Foss banged the table with his fist, making her jump.
“They are
not
opposites, Eliza Tok, they are
not.
Each is intrinsic to the other; each
contains
the other and cannot function without it! Like all dyads, they exist in balance.” He sighed heavily. “We will really have to begin from the beginning. Do not be discouraged, Eliza Tok, do
not
be discouraged. It is true that you are twelve years old and may be too old to learn, even if you have the innate abilities we hope. But do
not
be discouraged. We are beginning from the beginning.” He folded his hands and looked up. At first he spoke very slowly and patiently, but he quickly became so excited by his topic that he sped up, and then his hands unlocked involuntarily and he began to gesture wildly as he talked. His eyes grew brighter and brighter.

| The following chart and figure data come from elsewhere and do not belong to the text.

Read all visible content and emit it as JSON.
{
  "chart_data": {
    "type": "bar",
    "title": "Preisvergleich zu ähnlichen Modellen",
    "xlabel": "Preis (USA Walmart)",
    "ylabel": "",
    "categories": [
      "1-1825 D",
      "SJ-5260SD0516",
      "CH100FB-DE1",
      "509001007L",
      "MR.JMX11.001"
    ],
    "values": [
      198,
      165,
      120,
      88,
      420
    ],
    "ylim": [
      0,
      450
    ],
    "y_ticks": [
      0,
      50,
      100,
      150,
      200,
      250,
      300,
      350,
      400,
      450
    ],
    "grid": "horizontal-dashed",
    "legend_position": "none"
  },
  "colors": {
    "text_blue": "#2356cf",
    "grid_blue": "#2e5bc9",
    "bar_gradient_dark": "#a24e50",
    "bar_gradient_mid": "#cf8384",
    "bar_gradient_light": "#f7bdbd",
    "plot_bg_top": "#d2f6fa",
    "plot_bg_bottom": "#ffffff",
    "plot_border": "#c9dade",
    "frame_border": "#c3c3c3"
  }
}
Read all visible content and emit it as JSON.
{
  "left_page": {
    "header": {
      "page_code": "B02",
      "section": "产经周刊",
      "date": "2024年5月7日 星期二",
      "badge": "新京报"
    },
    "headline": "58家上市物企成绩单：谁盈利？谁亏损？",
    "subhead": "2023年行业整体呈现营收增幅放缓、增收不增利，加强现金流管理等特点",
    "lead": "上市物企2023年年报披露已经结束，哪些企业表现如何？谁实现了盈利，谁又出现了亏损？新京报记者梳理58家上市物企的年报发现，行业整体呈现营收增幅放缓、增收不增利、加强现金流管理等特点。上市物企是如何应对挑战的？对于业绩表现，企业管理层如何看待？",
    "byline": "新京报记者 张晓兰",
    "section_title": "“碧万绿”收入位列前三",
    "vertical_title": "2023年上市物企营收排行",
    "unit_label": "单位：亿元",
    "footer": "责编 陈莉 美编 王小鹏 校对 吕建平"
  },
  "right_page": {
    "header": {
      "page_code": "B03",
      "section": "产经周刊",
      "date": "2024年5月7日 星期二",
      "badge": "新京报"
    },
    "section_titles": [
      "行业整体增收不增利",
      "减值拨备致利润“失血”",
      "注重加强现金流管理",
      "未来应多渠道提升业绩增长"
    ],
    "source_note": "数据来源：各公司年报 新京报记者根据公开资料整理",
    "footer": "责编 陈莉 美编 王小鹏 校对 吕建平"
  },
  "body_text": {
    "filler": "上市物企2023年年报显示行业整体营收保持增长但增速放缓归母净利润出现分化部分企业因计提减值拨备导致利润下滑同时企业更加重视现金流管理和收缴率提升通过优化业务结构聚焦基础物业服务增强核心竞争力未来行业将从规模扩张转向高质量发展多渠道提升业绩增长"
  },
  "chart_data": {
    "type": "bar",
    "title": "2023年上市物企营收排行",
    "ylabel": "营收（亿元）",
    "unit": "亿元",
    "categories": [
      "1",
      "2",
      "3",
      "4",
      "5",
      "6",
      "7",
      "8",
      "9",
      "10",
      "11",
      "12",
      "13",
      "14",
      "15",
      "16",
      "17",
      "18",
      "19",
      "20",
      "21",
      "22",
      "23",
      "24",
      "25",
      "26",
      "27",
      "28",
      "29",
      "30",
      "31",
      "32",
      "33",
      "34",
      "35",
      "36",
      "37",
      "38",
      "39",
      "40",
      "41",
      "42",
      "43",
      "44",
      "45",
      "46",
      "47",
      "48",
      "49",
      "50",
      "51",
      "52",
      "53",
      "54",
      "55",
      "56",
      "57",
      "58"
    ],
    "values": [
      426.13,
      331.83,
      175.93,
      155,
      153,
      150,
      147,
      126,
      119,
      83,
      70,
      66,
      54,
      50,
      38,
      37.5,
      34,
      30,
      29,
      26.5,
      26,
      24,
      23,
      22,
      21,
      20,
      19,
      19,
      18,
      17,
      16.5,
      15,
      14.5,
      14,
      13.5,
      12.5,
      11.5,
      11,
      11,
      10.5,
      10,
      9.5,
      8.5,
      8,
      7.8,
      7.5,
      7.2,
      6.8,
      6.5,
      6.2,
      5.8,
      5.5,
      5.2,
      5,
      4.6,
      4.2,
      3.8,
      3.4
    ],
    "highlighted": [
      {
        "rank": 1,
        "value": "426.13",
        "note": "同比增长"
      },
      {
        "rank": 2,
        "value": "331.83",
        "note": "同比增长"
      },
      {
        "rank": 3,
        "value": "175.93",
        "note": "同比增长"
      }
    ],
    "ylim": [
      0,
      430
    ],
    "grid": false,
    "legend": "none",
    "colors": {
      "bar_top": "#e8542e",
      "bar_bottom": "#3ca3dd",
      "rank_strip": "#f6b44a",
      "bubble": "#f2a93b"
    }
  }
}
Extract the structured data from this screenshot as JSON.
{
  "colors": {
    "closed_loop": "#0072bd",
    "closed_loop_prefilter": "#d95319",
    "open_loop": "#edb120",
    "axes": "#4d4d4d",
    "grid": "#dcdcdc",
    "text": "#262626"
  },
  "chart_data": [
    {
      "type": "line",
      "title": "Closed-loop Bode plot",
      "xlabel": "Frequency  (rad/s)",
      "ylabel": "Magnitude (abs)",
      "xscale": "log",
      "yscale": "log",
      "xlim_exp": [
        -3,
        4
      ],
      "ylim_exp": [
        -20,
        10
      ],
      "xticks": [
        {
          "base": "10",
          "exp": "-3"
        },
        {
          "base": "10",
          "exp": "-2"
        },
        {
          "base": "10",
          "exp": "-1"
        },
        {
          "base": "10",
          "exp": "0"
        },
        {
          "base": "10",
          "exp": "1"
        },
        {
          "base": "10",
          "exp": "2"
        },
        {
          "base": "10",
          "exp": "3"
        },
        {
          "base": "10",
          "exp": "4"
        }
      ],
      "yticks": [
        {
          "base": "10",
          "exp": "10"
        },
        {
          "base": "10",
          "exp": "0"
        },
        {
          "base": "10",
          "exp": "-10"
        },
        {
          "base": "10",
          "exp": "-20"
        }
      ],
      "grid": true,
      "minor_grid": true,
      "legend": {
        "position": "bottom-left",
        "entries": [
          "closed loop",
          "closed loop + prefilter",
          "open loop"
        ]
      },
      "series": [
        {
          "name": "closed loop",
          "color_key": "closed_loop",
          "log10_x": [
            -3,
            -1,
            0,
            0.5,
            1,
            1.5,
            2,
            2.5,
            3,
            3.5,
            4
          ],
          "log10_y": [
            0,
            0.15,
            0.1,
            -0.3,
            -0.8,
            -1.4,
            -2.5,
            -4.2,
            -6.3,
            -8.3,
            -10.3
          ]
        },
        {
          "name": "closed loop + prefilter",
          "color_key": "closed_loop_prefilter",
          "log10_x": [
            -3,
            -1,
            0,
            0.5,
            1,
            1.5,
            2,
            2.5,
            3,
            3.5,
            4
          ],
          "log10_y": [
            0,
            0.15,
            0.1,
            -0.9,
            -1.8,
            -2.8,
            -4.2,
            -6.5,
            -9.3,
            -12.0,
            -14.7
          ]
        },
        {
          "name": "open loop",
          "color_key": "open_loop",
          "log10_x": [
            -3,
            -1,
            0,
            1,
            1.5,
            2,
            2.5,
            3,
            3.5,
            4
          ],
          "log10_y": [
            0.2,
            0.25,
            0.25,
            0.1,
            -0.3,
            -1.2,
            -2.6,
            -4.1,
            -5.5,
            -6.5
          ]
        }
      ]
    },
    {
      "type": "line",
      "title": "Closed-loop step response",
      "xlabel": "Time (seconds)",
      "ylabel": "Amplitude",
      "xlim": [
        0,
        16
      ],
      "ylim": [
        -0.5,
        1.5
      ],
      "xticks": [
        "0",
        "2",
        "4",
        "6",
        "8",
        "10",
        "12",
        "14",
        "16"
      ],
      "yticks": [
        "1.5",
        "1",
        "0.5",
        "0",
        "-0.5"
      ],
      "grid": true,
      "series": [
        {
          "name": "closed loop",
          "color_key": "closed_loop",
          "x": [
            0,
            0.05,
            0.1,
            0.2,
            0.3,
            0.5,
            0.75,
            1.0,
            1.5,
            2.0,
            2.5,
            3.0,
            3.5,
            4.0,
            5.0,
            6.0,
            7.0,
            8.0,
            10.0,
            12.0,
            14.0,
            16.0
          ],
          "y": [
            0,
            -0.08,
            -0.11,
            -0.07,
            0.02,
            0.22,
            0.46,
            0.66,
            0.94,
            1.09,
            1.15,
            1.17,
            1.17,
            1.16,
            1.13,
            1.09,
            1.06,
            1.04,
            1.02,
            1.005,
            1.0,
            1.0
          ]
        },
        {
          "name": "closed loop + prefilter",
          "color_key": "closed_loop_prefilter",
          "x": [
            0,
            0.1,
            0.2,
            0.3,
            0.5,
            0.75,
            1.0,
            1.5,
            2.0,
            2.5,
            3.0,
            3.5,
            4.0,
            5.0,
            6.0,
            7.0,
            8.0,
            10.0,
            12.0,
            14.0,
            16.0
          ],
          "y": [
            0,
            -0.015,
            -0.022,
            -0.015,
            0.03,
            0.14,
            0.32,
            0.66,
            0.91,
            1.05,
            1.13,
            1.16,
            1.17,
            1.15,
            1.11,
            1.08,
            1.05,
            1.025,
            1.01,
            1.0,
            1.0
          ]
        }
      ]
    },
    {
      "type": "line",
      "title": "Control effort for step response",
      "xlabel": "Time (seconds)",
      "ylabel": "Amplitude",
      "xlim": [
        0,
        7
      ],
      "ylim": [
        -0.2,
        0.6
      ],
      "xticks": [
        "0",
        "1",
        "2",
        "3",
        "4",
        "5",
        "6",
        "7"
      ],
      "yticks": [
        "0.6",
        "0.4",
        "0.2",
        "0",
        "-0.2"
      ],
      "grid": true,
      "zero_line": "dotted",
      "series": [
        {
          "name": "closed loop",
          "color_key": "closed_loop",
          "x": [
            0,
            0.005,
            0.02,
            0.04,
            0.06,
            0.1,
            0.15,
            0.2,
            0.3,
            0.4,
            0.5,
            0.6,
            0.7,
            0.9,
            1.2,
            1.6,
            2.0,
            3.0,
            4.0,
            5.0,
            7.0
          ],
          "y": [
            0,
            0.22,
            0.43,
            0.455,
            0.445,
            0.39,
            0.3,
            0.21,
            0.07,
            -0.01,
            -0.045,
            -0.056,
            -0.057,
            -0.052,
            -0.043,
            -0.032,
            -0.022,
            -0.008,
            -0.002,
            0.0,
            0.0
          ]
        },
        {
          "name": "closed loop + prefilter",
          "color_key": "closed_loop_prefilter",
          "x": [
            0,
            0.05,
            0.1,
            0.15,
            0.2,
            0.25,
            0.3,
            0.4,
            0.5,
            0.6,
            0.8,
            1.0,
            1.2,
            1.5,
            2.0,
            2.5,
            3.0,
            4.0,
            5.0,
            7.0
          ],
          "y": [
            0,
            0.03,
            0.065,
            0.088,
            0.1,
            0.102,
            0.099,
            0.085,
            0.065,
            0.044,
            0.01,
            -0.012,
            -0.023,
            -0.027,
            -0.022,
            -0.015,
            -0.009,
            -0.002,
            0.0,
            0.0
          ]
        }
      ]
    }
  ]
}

“Magic is a creative force, Eliza, and not
well
understood even by we who have studied it for millennia. One might say it is the
essence
of the Ancients, who Made Tian Di, the One World. The Magic of Making is in everything and different beings are connected to it in different ways. Mancers manipulate elements to extract their Magical properties. We turn nature into Magic, you might say. A Sorceress like yourself, Eliza, is deeply and
directly
connected to the Magic of Making and can use it to marvelous effect. Do you know the difference between Great Magic and Lesser Magic?”